The Toronto Star, November 7, 2002



"Ellis Portal [composed by Andrew Ager] was commissioned by the ever-adventurous Talisker Players as part of a double bill with the umbrella title "The City is of Night."It was a pungent word-fest celebrating the delightful minutiae of (mostly) Toronto the Not So Good, with vignettes devoted to winter, summer, a poorly named Dundas St. diner, a hooker, the Queen St. streetcar, Hogtown at 3 a.m., [the David Dunlap Observatory] and, of course, two serious musings about riding the subway.

"Mezzo Linda Maguire and baritone Gregory Dahl were in excellent fettle for these post-modern musical essays – libretto courtesy of poet-playwright Rex Deverell – as were the Talisker Players (string players Valerie Sylvester, Rona Goldensher, Mary McGeer and Mary Katherine Finch and clarinetist Peter Stoll). The music arched and dived but both singers captured the wildly cavorting ideas, adding their own dramatic emphases, colour and ironic phrasing. "The Queen Car at Night"and "3A.M."suggested the city nightscape in splendid fashion.”

The Toronto Star, February 13, 2002



"Quebec composer Rodolphe Mathieu’s Deux poemes employed tight composition that had the quartet of violinists Valerie Sylvester and Rona Goldensher, violist Mary McGeer and cellist Mary Katherine Finch aglow with atonal feeling, while tenor Geoffrey Butler warmly embraced the intoxicating text. . . .

"With the world premiere of Toronto composer Alexander Rapoport’s Northscapes, . . . the context was love of sight, sound and scenery as created by poet Barker Fairley, much influenced by Group of Seven northern imagery. Mezzo Mia Lennox brought powerfully impressive pipes to the four songs, with flashy flamboyance and beguiling tone indicating huge potential for the future."

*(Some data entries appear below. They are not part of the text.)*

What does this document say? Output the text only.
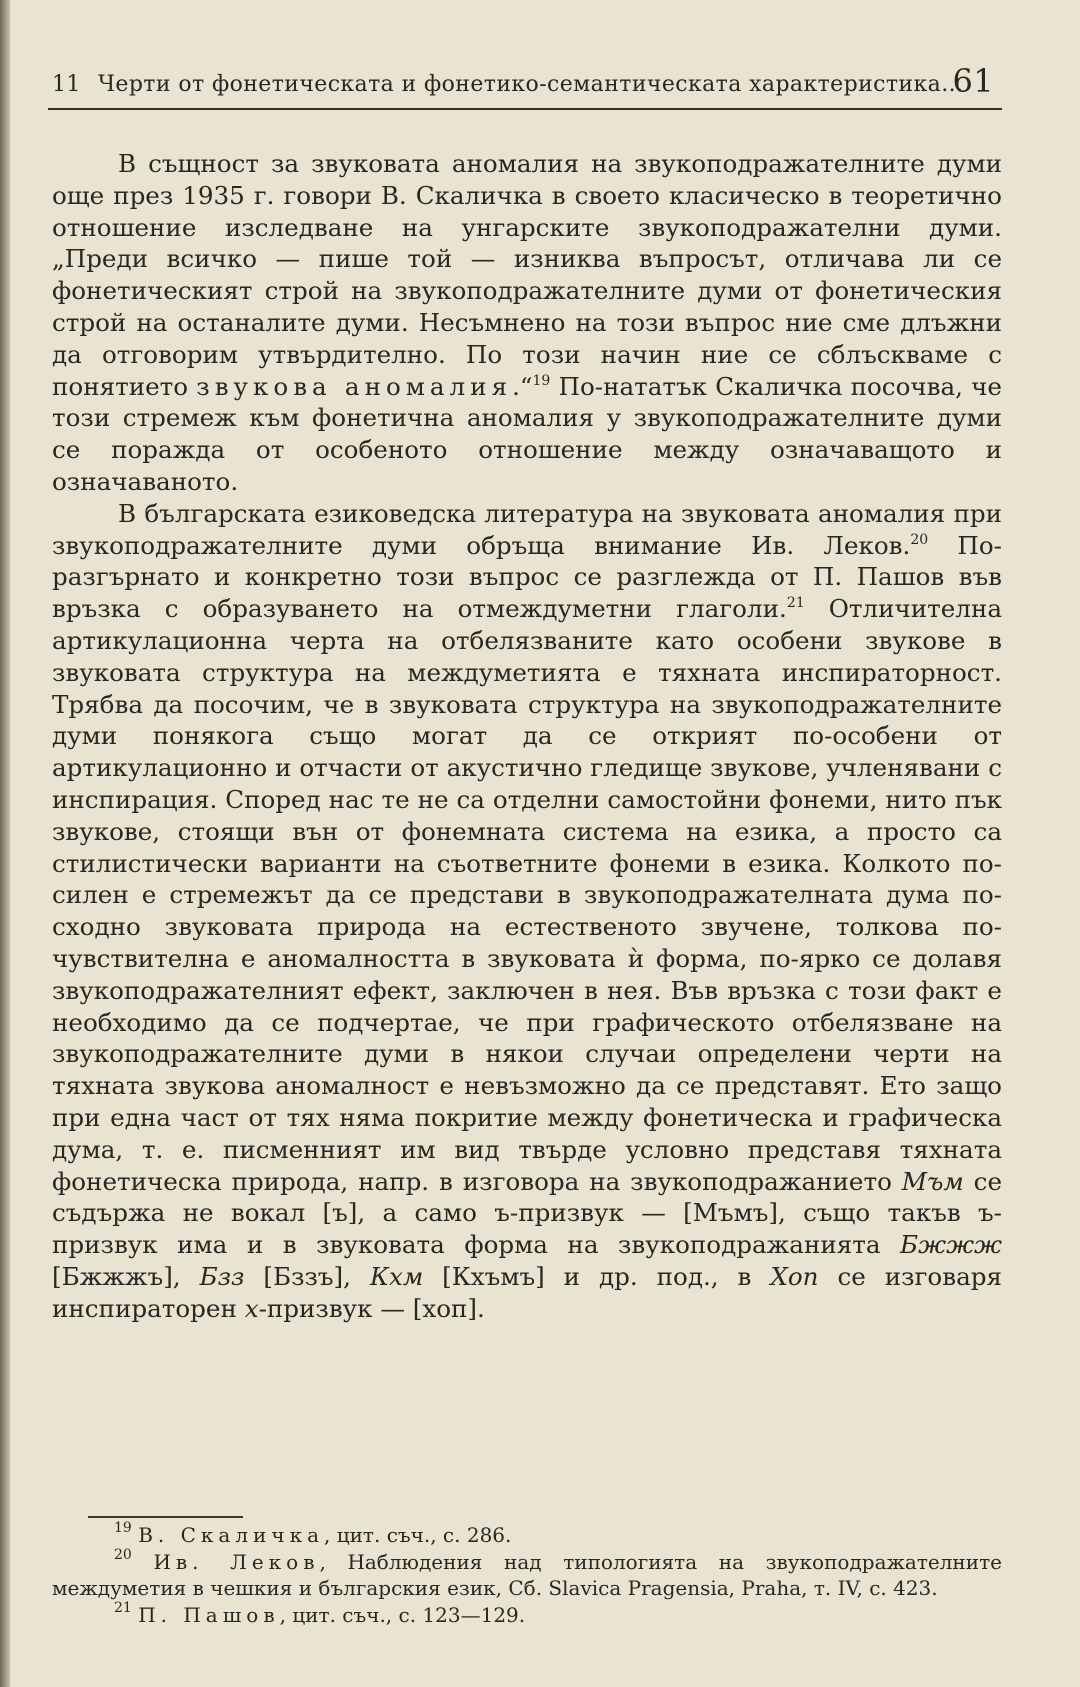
11 Черти от фонетическата и фонетико-семантическата характеристика…
61

В същност за звуковата аномалия на звукоподражателните думи още през 1935 г. говори В. Скаличка в своето класическо в теоретично отношение изследване на унгарските звукоподражателни думи. „Преди всичко — пише той — изниква въпросът, отличава ли се фонетическият строй на звукоподражателните думи от фонетическия строй на останалите думи. Несъмнено на този въпрос ние сме длъжни да отговорим утвърдително. По този начин ние се сблъскваме с понятието звукова аномалия.“$^{19}$ По-нататък Скаличка посочва, че този стремеж към фонетична аномалия у звукоподражателните думи се поражда от особеното отношение между означаващото и означаваното.

В българската езиковедска литература на звуковата аномалия при звукоподражателните думи обръща внимание Ив. Леков.$^{20}$ По-разгърнато и конкретно този въпрос се разглежда от П. Пашов във връзка с образуването на отмеждуметни глаголи.$^{21}$ Отличителна артикулационна черта на отбелязваните като особени звукове в звуковата структура на междуметията е тяхната инспираторност. Трябва да посочим, че в звуковата структура на звукоподражателните думи понякога също могат да се открият по-особени от артикулационно и отчасти от акустично гледище звукове, учленявани с инспирация. Според нас те не са отделни самостойни фонеми, нито пък звукове, стоящи вън от фонемната система на езика, а просто са стилистически варианти на съответните фонеми в езика. Колкото по-силен е стремежът да се представи в звукоподражателната дума по-сходно звуковата природа на естественото звучене, толкова по-чувствителна е аномалността в звуковата ѝ форма, по-ярко се долавя звукоподражателният ефект, заключен в нея. Във връзка с този факт е необходимо да се подчертае, че при графическото отбелязване на звукоподражателните думи в някои случаи определени черти на тяхната звукова аномалност е невъзможно да се представят. Ето защо при една част от тях няма покритие между фонетическа и графическа дума, т. е. писменният им вид твърде условно представя тяхната фонетическа природа, напр. в изговора на звукоподражанието Мъм се съдържа не вокал [ъ], а само ъ-призвук — [Мъмъ], също такъв ъ-призвук има и в звуковата форма на звукоподражанията Бжжж [Бжжжъ], Бзз [Бззъ], Кхм [Кхъмъ] и др. под., в Хоп се изговаря инспираторен х-призвук — [хоп].

$^{19}$ В. Скаличка, цит. съч., с. 286.

$^{20}$ Ив. Леков, Наблюдения над типологията на звукоподражателните междуметия в чешкия и българския език, Сб. Slavica Pragensia, Praha, т. IV, с. 423.

$^{21}$ П. Пашов, цит. съч., с. 123—129.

The Toronto Star, May 23, 2001



". . . . The musical revelation was The Winter Stairs, by Andrew Ager. This is a [work commissioned by the Talisker Players] composed by the youthful Ager, currently composer-in-residence at Toronto’s Timothy Eaton Memorial Church. And what a fine piece it was – imaginative, tuneful, well-crafted, full of delightful musical touches.

"Ager breaks no musical ground with The Winter Stairs, with its insistent echoes of such composers as the Englishman John Tavener, but it was a pleasure to hear a new work capable of extablishing itself on first hearing. Soprano Barbara Hannigan gave the new piece an excellent performance, with her strong and lovely voice elucidating the various moods within the work."